The role of VHL in clear-cell renal cell carcinoma and its relation to targeted therapy

Abstract

The basic biology underlying the development of clear-cell renal cell carcinoma (ccRCC) is critically dependent on the von Hippel-Lindau gene (VHL), whose protein product is important in the cell's normal response to hypoxia. Aberrations in VHL's function, either through mutation or promoter hypermethylation, lead to accumulation of the transcriptional regulatory molecule, hypoxia-inducible factor alpha (HIFalpha). HIFalpha can then dimerize with HIFbeta and translocate to the nucleus, where it will transcriptionally upregulate a series of hypoxia-responsive genes, including vascular endothelial growth factor (VEGF), platelet-derived growth factor (PDGF), and others. Binding of these ligands to their cognate receptors activates a series of kinase- dependent signaling pathways, including the RAF-MEK-ERK and phosphatidylinositol-3 kinase-AKT-mTOR pathways. Targeted agents developed and now approved for use in advanced ccRCC include humanized monoclonal antibodies against VEGF, small-molecule tyrosine kinase inhibitors, and inhibitors of mTOR. Understanding the biology of ccRCC is critical in understanding the current therapy for the disease and in developing novel therapeutics in the future. This review will provide an overview of the genetics of ccRCC, with an emphasis on how this has informed the development of the targeted therapeutics for this disease.

Figure 1. VHL and HIFα

In the presence of normal tissue oxygenation levels (depicted to the left in figure), prolyl hydroxylases hydroxylate HIFα. Once hydroxylated, an E3 ligase complex binds HIFα in a process that is VHL dependent. This leads to ubiquitination (Ub) of HIFα, marking it for degradation by the proteasomal machinery of the cell. In the right of the figure is depicted the disruption of this normal regulatory process when VHL function is aberrant. In the absence of functional VHL, the E3 ligase complex cannot bind HIFα, irrespective of its hydroxylation status. This leads to accumulation of HIFα in the cell cytoplasm, allowing it to dimerize with the constitutively present HIFβ, translocate to the nucleus, bind to hypoxia response elements, and regulate gene transcription. HIFα, hypoxia-inducible factor alpha; HIFβ, hypoxia-inducible factor beta; HRE, hypoxia response element; Ub, ubiquitin; VHL, von Hippel–Lindau.
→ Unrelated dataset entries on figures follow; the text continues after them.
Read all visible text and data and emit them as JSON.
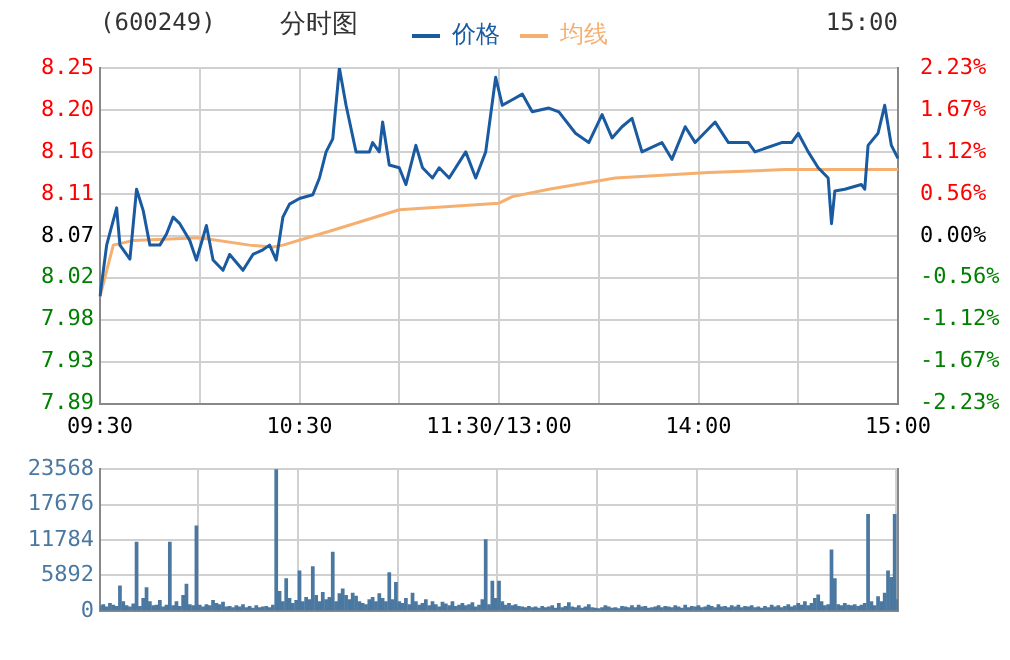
{
  "chart_data": [
    {
      "type": "line",
      "title": "分时图",
      "annotations": [
        "(600249)",
        "15:00"
      ],
      "legend": "top",
      "grid": true,
      "categories": [
        "09:30",
        null,
        null,
        null,
        null,
        null,
        null,
        null,
        null,
        null,
        null,
        null,
        null,
        null,
        null,
        null,
        null,
        null,
        null,
        null,
        null,
        null,
        null,
        null,
        null,
        null,
        null,
        null,
        null,
        null,
        null,
        null,
        null,
        null,
        null,
        null,
        null,
        null,
        null,
        null,
        null,
        null,
        null,
        null,
        null,
        null,
        null,
        null,
        null,
        null,
        null,
        null,
        null,
        null,
        null,
        null,
        null,
        null,
        null,
        null,
        "10:30",
        null,
        null,
        null,
        null,
        null,
        null,
        null,
        null,
        null,
        null,
        null,
        null,
        null,
        null,
        null,
        null,
        null,
        null,
        null,
        null,
        null,
        null,
        null,
        null,
        null,
        null,
        null,
        null,
        null,
        null,
        null,
        null,
        null,
        null,
        null,
        null,
        null,
        null,
        null,
        null,
        null,
        null,
        null,
        null,
        null,
        null,
        null,
        null,
        null,
        null,
        null,
        null,
        null,
        null,
        null,
        null,
        null,
        null,
        null,
        "11:30/13:00",
        null,
        null,
        null,
        null,
        null,
        null,
        null,
        null,
        null,
        null,
        null,
        null,
        null,
        null,
        null,
        null,
        null,
        null,
        null,
        null,
        null,
        null,
        null,
        null,
        null,
        null,
        null,
        null,
        null,
        null,
        null,
        null,
        null,
        null,
        null,
        null,
        null,
        null,
        null,
        null,
        null,
        null,
        null,
        null,
        null,
        null,
        null,
        null,
        null,
        null,
        null,
        null,
        null,
        null,
        null,
        null,
        null,
        null,
        null,
        "14:00",
        null,
        null,
        null,
        null,
        null,
        null,
        null,
        null,
        null,
        null,
        null,
        null,
        null,
        null,
        null,
        null,
        null,
        null,
        null,
        null,
        null,
        null,
        null,
        null,
        null,
        null,
        null,
        null,
        null,
        null,
        null,
        null,
        null,
        null,
        null,
        null,
        null,
        null,
        null,
        null,
        null,
        null,
        null,
        null,
        null,
        null,
        null,
        null,
        null,
        null,
        null,
        null,
        null,
        null,
        null,
        null,
        null,
        null,
        null,
        "15:00"
      ],
      "ylim": [
        7.89,
        8.25
      ],
      "yticks": [
        {
          "value": 7.89,
          "label": "7.89"
        },
        {
          "value": 7.935,
          "label": "7.93"
        },
        {
          "value": 7.98,
          "label": "7.98"
        },
        {
          "value": 8.025,
          "label": "8.02"
        },
        {
          "value": 8.07,
          "label": "8.07"
        },
        {
          "value": 8.115,
          "label": "8.11"
        },
        {
          "value": 8.16,
          "label": "8.16"
        },
        {
          "value": 8.205,
          "label": "8.20"
        },
        {
          "value": 8.25,
          "label": "8.25"
        }
      ],
      "y2lim": [
        -2.23,
        2.23
      ],
      "y2ticks": [
        {
          "value": -2.23,
          "label": "-2.23%"
        },
        {
          "value": -1.6725,
          "label": "-1.67%"
        },
        {
          "value": -1.115,
          "label": "-1.12%"
        },
        {
          "value": -0.5575,
          "label": "-0.56%"
        },
        {
          "value": 0,
          "label": "0.00%"
        },
        {
          "value": 0.5575,
          "label": "0.56%"
        },
        {
          "value": 1.115,
          "label": "1.12%"
        },
        {
          "value": 1.6725,
          "label": "1.67%"
        },
        {
          "value": 2.23,
          "label": "2.23%"
        }
      ],
      "series": [
        {
          "name": "价格",
          "color": "#1a5aa0",
          "values": [
            8.005,
            null,
            8.06,
            null,
            null,
            8.1,
            8.06,
            null,
            null,
            8.045,
            null,
            8.12,
            null,
            8.097,
            null,
            8.06,
            null,
            null,
            8.06,
            null,
            8.072,
            null,
            8.09,
            null,
            8.083,
            null,
            null,
            8.065,
            null,
            8.044,
            null,
            null,
            8.081,
            null,
            8.044,
            null,
            null,
            8.033,
            null,
            8.05,
            null,
            null,
            null,
            8.033,
            null,
            null,
            8.05,
            null,
            null,
            8.055,
            null,
            8.06,
            null,
            8.044,
            null,
            8.09,
            null,
            8.104,
            null,
            null,
            8.11,
            null,
            null,
            null,
            8.114,
            null,
            8.132,
            null,
            8.16,
            null,
            8.174,
            null,
            8.25,
            null,
            8.21,
            null,
            null,
            8.16,
            null,
            null,
            null,
            8.16,
            8.17,
            null,
            8.16,
            8.192,
            null,
            8.146,
            null,
            null,
            8.143,
            null,
            8.125,
            null,
            null,
            8.167,
            null,
            8.143,
            null,
            null,
            8.132,
            null,
            8.143,
            null,
            null,
            8.132,
            null,
            null,
            null,
            null,
            8.16,
            null,
            null,
            8.132,
            null,
            null,
            8.16,
            null,
            null,
            8.24,
            null,
            8.21,
            null,
            null,
            null,
            null,
            null,
            8.222,
            null,
            null,
            8.203,
            null,
            null,
            null,
            null,
            8.207,
            null,
            null,
            8.203,
            null,
            null,
            null,
            null,
            8.18,
            null,
            null,
            null,
            8.17,
            null,
            null,
            null,
            8.2,
            null,
            null,
            8.175,
            null,
            null,
            8.187,
            null,
            null,
            8.196,
            null,
            null,
            8.16,
            null,
            null,
            null,
            null,
            null,
            8.17,
            null,
            null,
            8.152,
            null,
            null,
            null,
            8.187,
            null,
            null,
            8.17,
            null,
            null,
            null,
            null,
            null,
            8.192,
            null,
            null,
            null,
            8.17,
            null,
            null,
            null,
            null,
            null,
            8.17,
            null,
            8.16,
            null,
            null,
            null,
            null,
            null,
            null,
            null,
            8.17,
            null,
            null,
            8.17,
            null,
            8.18,
            null,
            null,
            8.16,
            null,
            null,
            8.143,
            null,
            null,
            8.132,
            8.083,
            8.118,
            null,
            null,
            8.12,
            null,
            null,
            null,
            null,
            8.125,
            8.12,
            8.167,
            null,
            null,
            8.18,
            null,
            8.21,
            null,
            8.167,
            null,
            8.153
          ]
        },
        {
          "name": "均线",
          "color": "#f5b070",
          "values": [
            8.005,
            null,
            null,
            null,
            8.06,
            null,
            null,
            null,
            null,
            null,
            8.065,
            null,
            null,
            null,
            null,
            null,
            null,
            null,
            null,
            null,
            null,
            null,
            null,
            null,
            null,
            null,
            null,
            null,
            null,
            null,
            8.068,
            null,
            null,
            null,
            null,
            null,
            null,
            null,
            null,
            null,
            null,
            null,
            null,
            null,
            null,
            8.06,
            null,
            null,
            null,
            null,
            null,
            null,
            8.058,
            null,
            null,
            8.06,
            null,
            null,
            null,
            null,
            null,
            null,
            null,
            null,
            null,
            null,
            null,
            null,
            null,
            null,
            8.076,
            null,
            null,
            null,
            null,
            null,
            null,
            null,
            null,
            null,
            null,
            null,
            null,
            null,
            null,
            null,
            null,
            null,
            null,
            null,
            8.098,
            null,
            null,
            null,
            null,
            null,
            null,
            null,
            null,
            null,
            null,
            null,
            null,
            null,
            null,
            null,
            null,
            null,
            null,
            null,
            null,
            null,
            null,
            null,
            null,
            null,
            null,
            null,
            null,
            null,
            8.105,
            null,
            null,
            null,
            8.112,
            null,
            null,
            null,
            null,
            null,
            null,
            null,
            null,
            null,
            null,
            8.12,
            null,
            null,
            null,
            null,
            null,
            null,
            null,
            null,
            null,
            null,
            null,
            null,
            null,
            null,
            null,
            null,
            null,
            null,
            null,
            8.132,
            null,
            null,
            null,
            null,
            null,
            null,
            null,
            null,
            null,
            null,
            null,
            null,
            null,
            null,
            null,
            null,
            null,
            null,
            null,
            null,
            null,
            null,
            null,
            null,
            null,
            null,
            null,
            8.138,
            null,
            null,
            null,
            null,
            null,
            null,
            null,
            null,
            null,
            null,
            null,
            null,
            null,
            null,
            null,
            null,
            null,
            null,
            null,
            null,
            null,
            null,
            8.141,
            null,
            null,
            null,
            null,
            null,
            null,
            null,
            null,
            null,
            null,
            null,
            null,
            null,
            null,
            null,
            null,
            null,
            null,
            null,
            null,
            null,
            null,
            null,
            null,
            null,
            null,
            null,
            null,
            null,
            null,
            null,
            null,
            null,
            8.141
          ]
        }
      ]
    },
    {
      "type": "bar",
      "grid": true,
      "tick_labels": "y",
      "color": "#4a78a0",
      "categories": [
        null,
        null,
        null,
        null,
        null,
        null,
        null,
        null,
        null,
        null,
        null,
        null,
        null,
        null,
        null,
        null,
        null,
        null,
        null,
        null,
        null,
        null,
        null,
        null,
        null,
        null,
        null,
        null,
        null,
        null,
        null,
        null,
        null,
        null,
        null,
        null,
        null,
        null,
        null,
        null,
        null,
        null,
        null,
        null,
        null,
        null,
        null,
        null,
        null,
        null,
        null,
        null,
        null,
        null,
        null,
        null,
        null,
        null,
        null,
        null,
        null,
        null,
        null,
        null,
        null,
        null,
        null,
        null,
        null,
        null,
        null,
        null,
        null,
        null,
        null,
        null,
        null,
        null,
        null,
        null,
        null,
        null,
        null,
        null,
        null,
        null,
        null,
        null,
        null,
        null,
        null,
        null,
        null,
        null,
        null,
        null,
        null,
        null,
        null,
        null,
        null,
        null,
        null,
        null,
        null,
        null,
        null,
        null,
        null,
        null,
        null,
        null,
        null,
        null,
        null,
        null,
        null,
        null,
        null,
        null,
        null,
        null,
        null,
        null,
        null,
        null,
        null,
        null,
        null,
        null,
        null,
        null,
        null,
        null,
        null,
        null,
        null,
        null,
        null,
        null,
        null,
        null,
        null,
        null,
        null,
        null,
        null,
        null,
        null,
        null,
        null,
        null,
        null,
        null,
        null,
        null,
        null,
        null,
        null,
        null,
        null,
        null,
        null,
        null,
        null,
        null,
        null,
        null,
        null,
        null,
        null,
        null,
        null,
        null,
        null,
        null,
        null,
        null,
        null,
        null,
        null,
        null,
        null,
        null,
        null,
        null,
        null,
        null,
        null,
        null,
        null,
        null,
        null,
        null,
        null,
        null,
        null,
        null,
        null,
        null,
        null,
        null,
        null,
        null,
        null,
        null,
        null,
        null,
        null,
        null,
        null,
        null,
        null,
        null,
        null,
        null,
        null,
        null,
        null,
        null,
        null,
        null,
        null,
        null,
        null,
        null,
        null,
        null,
        null,
        null,
        null,
        null,
        null,
        null,
        null,
        null,
        null,
        null,
        null,
        null,
        null
      ],
      "ylim": [
        0,
        23568
      ],
      "yticks": [
        0,
        5892,
        11784,
        17676,
        23568
      ],
      "values": [
        800,
        1000,
        600,
        1200,
        900,
        700,
        4100,
        1500,
        800,
        600,
        1100,
        11400,
        700,
        2000,
        3800,
        1500,
        800,
        900,
        1700,
        600,
        900,
        11400,
        800,
        1500,
        700,
        2500,
        4400,
        1000,
        800,
        14100,
        900,
        600,
        1000,
        800,
        1700,
        1200,
        1000,
        1400,
        600,
        700,
        500,
        800,
        600,
        1000,
        500,
        700,
        400,
        800,
        500,
        600,
        700,
        500,
        900,
        23500,
        3200,
        1500,
        5300,
        2000,
        1200,
        1700,
        6600,
        1500,
        2200,
        1800,
        7300,
        2500,
        1500,
        3000,
        1800,
        2200,
        9700,
        1500,
        2800,
        3600,
        2500,
        1800,
        2900,
        2400,
        1500,
        1200,
        1000,
        1800,
        2200,
        1500,
        2800,
        2000,
        1500,
        6300,
        1800,
        4700,
        1500,
        1200,
        2000,
        1000,
        2900,
        1500,
        900,
        1200,
        1800,
        800,
        1500,
        1000,
        600,
        1400,
        1100,
        800,
        1500,
        700,
        900,
        1200,
        800,
        1000,
        1300,
        600,
        900,
        1800,
        11800,
        1000,
        4900,
        2000,
        4900,
        1500,
        900,
        1200,
        800,
        1000,
        700,
        600,
        500,
        700,
        500,
        600,
        400,
        700,
        500,
        600,
        800,
        400,
        1200,
        500,
        700,
        1300,
        600,
        500,
        800,
        400,
        600,
        1000,
        500,
        400,
        300,
        500,
        800,
        600,
        400,
        500,
        300,
        700,
        600,
        500,
        800,
        500,
        900,
        600,
        700,
        400,
        500,
        600,
        800,
        500,
        700,
        600,
        500,
        800,
        600,
        400,
        900,
        500,
        700,
        600,
        800,
        500,
        600,
        900,
        700,
        500,
        1000,
        600,
        700,
        500,
        800,
        600,
        900,
        500,
        700,
        600,
        800,
        500,
        600,
        400,
        700,
        500,
        900,
        600,
        800,
        500,
        700,
        1000,
        600,
        800,
        1200,
        900,
        1500,
        800,
        1200,
        2000,
        2600,
        1500,
        800,
        1000,
        10100,
        5300,
        1000,
        800,
        1200,
        900,
        800,
        1000,
        700,
        900,
        1200,
        16000,
        1500,
        800,
        2300,
        1500,
        2900,
        6600,
        5500,
        16000,
        1800
      ]
    }
  ]
}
Figure 2. Hypoxia responsive genes

Binding of the HIFα–HIFβ heterodimer to the HRE in the promoter region results in transcriptional upregulation of genes important to the cell’s response to hypoxia. These include vascular endothelial growth factor (VEGF), platelet-derived growth factor (PDGF), transforming growth factor alpha (TGFα), carbonic anhydrase IX (CA-IX), erythropoietin (EPO), glucose transporter 1 (GLUT-1), and BCL2/adenovirus E1B 19 kDa-interacting protein 3 (BNIP3). Binding of ligands, such as VEGF, to their respective cell surface receptors, such as VEGFR, leads to tyrosine phosphorylation of the receptor and subsequent downstream signaling through several kinase-dependent pathways, such as the PI3K–Akt–mTOR pathway and the RAS–RAF–MEK–ERK pathway. Note that mTOR leads to upregulation of basal levels of HIFα. Also shown within these pathways is a subset of the known therapeutic target sites for the monoclonal antibody to VEGF (bevacizumab), the tyrosine kinase inhibitors (sorafenib and sunitinib), and the mTOR inhibitors (temsirolimus and everolimus). AKT, protein kinase B; HIFα, hypoxia-inducible factor alpha; HIFβ, hypoxia-inducible factor beta; HRE, hypoxia response element; mTOR, mammalian target of rapamycin; PI3K, phosphatidylinositol-3 kinase.